Le récit extraordinaire de la transfiguration nous ramène donc à l’ordinaire de la vie : le transfiguré sera le défiguré du calvaire avant d’être le ressuscité du jardin de Pâques. À nous de suivre Jésus dans la vie telle qu’elle va ! La vraie vie ne commence pas après le trépas.
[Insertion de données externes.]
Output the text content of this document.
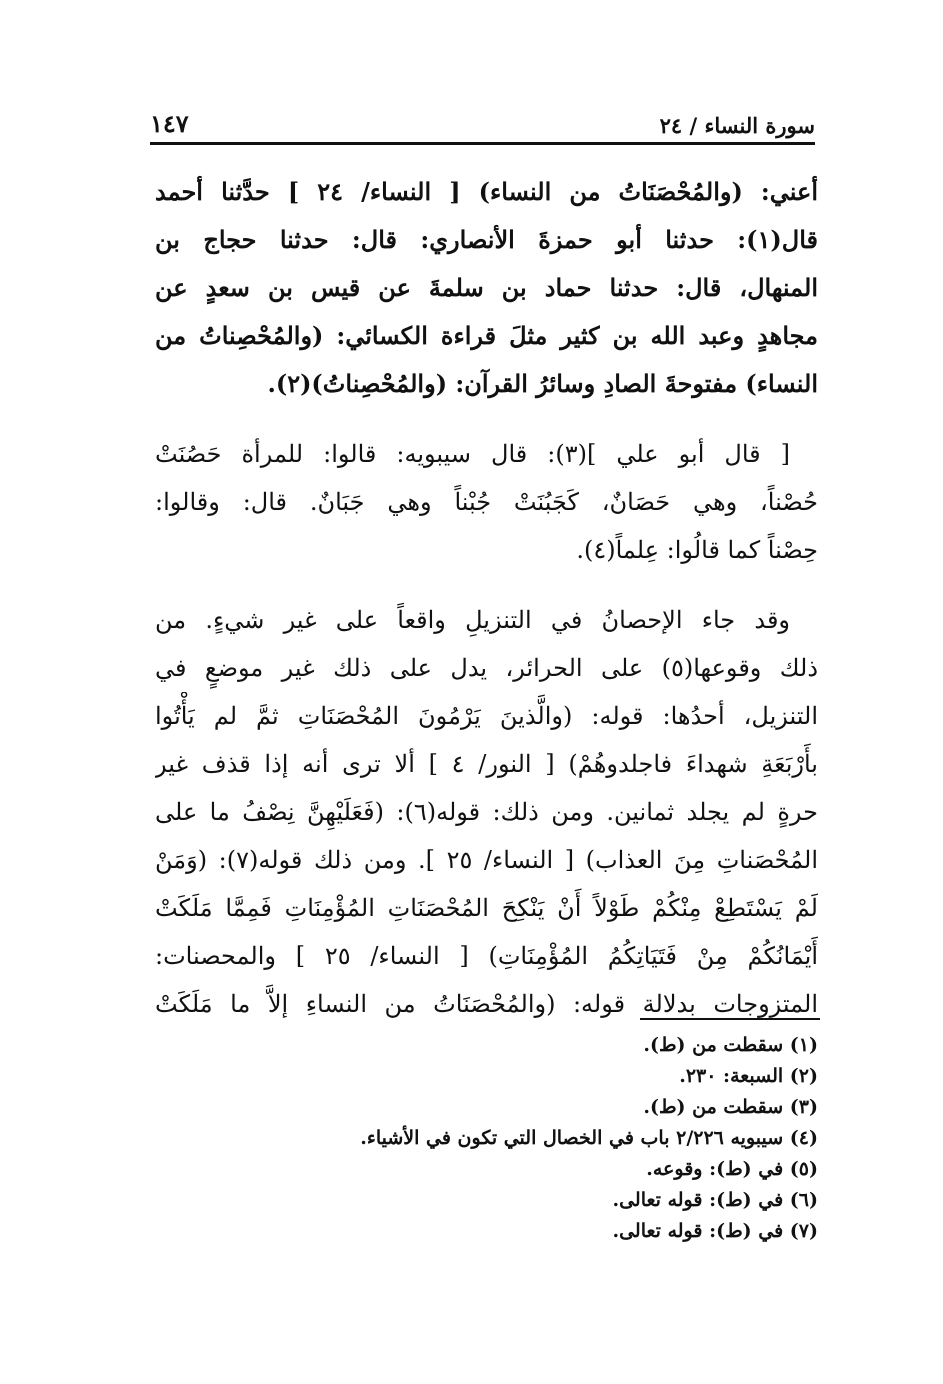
سورة النساء / ٢٤
١٤٧
أعني: (والمُحْصَنَاتُ من النساء) [ النساء/ ٢٤ ] حدَّثنا أحمد
قال(١): حدثنا أبو حمزةَ الأنصاري: قال: حدثنا حجاج بن
المنهال، قال: حدثنا حماد بن سلمةَ عن قيس بن سعدٍ عن
مجاهدٍ وعبد الله بن كثير مثلَ قراءة الكسائي: (والمُحْصِناتُ من
النساء) مفتوحةَ الصادِ وسائرُ القرآن: (والمُحْصِناتُ)(٢).
[ قال أبو علي ](٣): قال سيبويه: قالوا: للمرأة حَصُنَتْ
حُصْناً، وهي حَصَانٌ، كَجَبُنَتْ جُبْناً وهي جَبَانٌ. قال: وقالوا:
حِصْناً كما قالُوا: عِلماً(٤).
وقد جاء الإحصانُ في التنزيلِ واقعاً على غير شيءٍ. من
ذلك وقوعها(٥) على الحرائر، يدل على ذلك غير موضعٍ في
التنزيل، أحدُها: قوله: (والَّذينَ يَرْمُونَ المُحْصَنَاتِ ثمَّ لم يَأْتُوا
بأَرْبَعَةِ شهداءَ فاجلدوهُمْ) [ النور/ ٤ ] ألا ترى أنه إذا قذف غير
حرةٍ لم يجلد ثمانين. ومن ذلك: قوله(٦): (فَعَلَيْهِنَّ نِصْفُ ما على
المُحْصَناتِ مِنَ العذاب) [ النساء/ ٢٥ ]. ومن ذلك قوله(٧): (وَمَنْ
لَمْ يَسْتَطِعْ مِنْكُمْ طَوْلاً أَنْ يَنْكِحَ المُحْصَنَاتِ المُؤْمِنَاتِ فَمِمَّا مَلَكَتْ
أَيْمَانُكُمْ مِنْ فَتَيَاتِكُمُ المُؤْمِنَاتِ) [ النساء/ ٢٥ ] والمحصنات:
المتزوجات بدلالة قوله: (والمُحْصَنَاتُ من النساءِ إلاَّ ما مَلَكَتْ
(١) سقطت من (ط).
(٢) السبعة: ٢٣٠.
(٣) سقطت من (ط).
(٤) سيبويه ٢/٢٢٦ باب في الخصال التي تكون في الأشياء.
(٥) في (ط): وقوعه.
(٦) في (ط): قوله تعالى.
(٧) في (ط): قوله تعالى.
Ici même, il nous appartient d’épier l’empreinte du crucifié-défiguré devenu le ressuscité à la droite du Père : cette empreinte demeure aujourd’hui sur les visages creusés par la faim, ou marqués par le mal de vivre, la violence ou les soucis : « J’avais faim, soif, j’étais nu, malade ou prisonnier, et tu m’as, ou tu ne m’as pas visité. » Ces visages, un jour le Père fidèle les ressuscitera à l’image du Fils bien-aimé. La Parole de Dieu et l’Esprit Saint qui l’actualisent, si nous y recourons, peuvent transfigurer notre regard sur nos proches et nos lointains, et ainsi, ils transfigurent déjà la vie…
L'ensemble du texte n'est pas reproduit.